— Извольте, господин студент, выражаться легче о высочайше утвержденном документе. — Тафтин строжел, но строгость пока носила отеческий характер. — Главное, не сам закон, а законотолкователи... Смею вас заверить, что этот параграф мной будет использован с пользой для самоедов и в наказание их притеснителям. Смею вас заверить... Чем руководствовались же составители этого устава в Петербурге — не ведаю-с... Однако общая же польза самоедам очевидна — они взяты под охрану государственных законов.
— Ха-ха-ха! — не сдержался Журавский. — Судопроизводство полагается вести на русском языке, а следователю запрещается вызывать ответчика или свидетеля, если их кочевье находится более чем в трех сутках пути от места следствия! Если раньше старост выбирал суглан, то теперь будет назначать чиновник! У вас нет лишнего экземпляра этого «шедевра»?
— Вам-то он зачем?
— В Архангельске ли, в Петербурге ли я найду автора этого творения. Мне кажется, что сотворили его со злым умыслом.

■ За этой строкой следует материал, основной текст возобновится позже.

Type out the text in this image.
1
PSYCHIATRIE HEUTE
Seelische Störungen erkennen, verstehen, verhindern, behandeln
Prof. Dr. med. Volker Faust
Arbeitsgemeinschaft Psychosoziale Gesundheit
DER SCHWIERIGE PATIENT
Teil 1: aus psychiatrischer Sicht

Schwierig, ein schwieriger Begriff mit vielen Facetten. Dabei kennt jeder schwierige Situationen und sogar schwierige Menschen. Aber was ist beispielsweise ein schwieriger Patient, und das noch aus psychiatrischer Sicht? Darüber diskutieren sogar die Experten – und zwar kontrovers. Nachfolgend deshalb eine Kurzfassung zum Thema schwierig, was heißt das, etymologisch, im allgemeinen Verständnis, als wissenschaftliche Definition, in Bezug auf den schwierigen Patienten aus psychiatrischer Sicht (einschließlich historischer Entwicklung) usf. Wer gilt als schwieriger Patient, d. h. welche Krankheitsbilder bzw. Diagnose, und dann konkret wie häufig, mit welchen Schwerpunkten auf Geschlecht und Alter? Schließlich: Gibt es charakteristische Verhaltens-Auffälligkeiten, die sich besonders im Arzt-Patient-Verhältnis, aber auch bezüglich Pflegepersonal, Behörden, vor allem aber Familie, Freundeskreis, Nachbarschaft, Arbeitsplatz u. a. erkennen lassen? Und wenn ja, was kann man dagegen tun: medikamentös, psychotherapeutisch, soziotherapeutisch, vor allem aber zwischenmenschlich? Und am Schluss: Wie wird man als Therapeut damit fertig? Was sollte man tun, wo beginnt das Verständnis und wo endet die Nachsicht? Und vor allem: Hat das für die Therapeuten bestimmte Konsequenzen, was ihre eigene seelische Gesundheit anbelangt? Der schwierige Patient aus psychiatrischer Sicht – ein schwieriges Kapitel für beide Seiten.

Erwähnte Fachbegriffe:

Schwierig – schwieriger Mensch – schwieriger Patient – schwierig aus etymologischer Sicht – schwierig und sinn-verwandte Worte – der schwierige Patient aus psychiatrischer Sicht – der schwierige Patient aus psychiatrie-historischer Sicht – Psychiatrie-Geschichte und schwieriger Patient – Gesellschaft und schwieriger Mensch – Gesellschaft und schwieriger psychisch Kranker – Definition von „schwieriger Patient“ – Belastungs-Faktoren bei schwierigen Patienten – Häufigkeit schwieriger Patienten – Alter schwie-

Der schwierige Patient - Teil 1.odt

Журавский увлекся и не смотрел на Тафтина. А зря. Ох как зря! Внешне чиновник все так же был царственно покоен, но зрачки его белели и расширялись от бешенства.
«Генеральский недоносок! Заноза питерская! Я отучу тебя совать нос в чужие дела!» Чтобы скрыть прилив ярости, которую он не всегда мог обуздать, Тафтин склонился над баулом, достал экземпляр постановления и подал Журавскому.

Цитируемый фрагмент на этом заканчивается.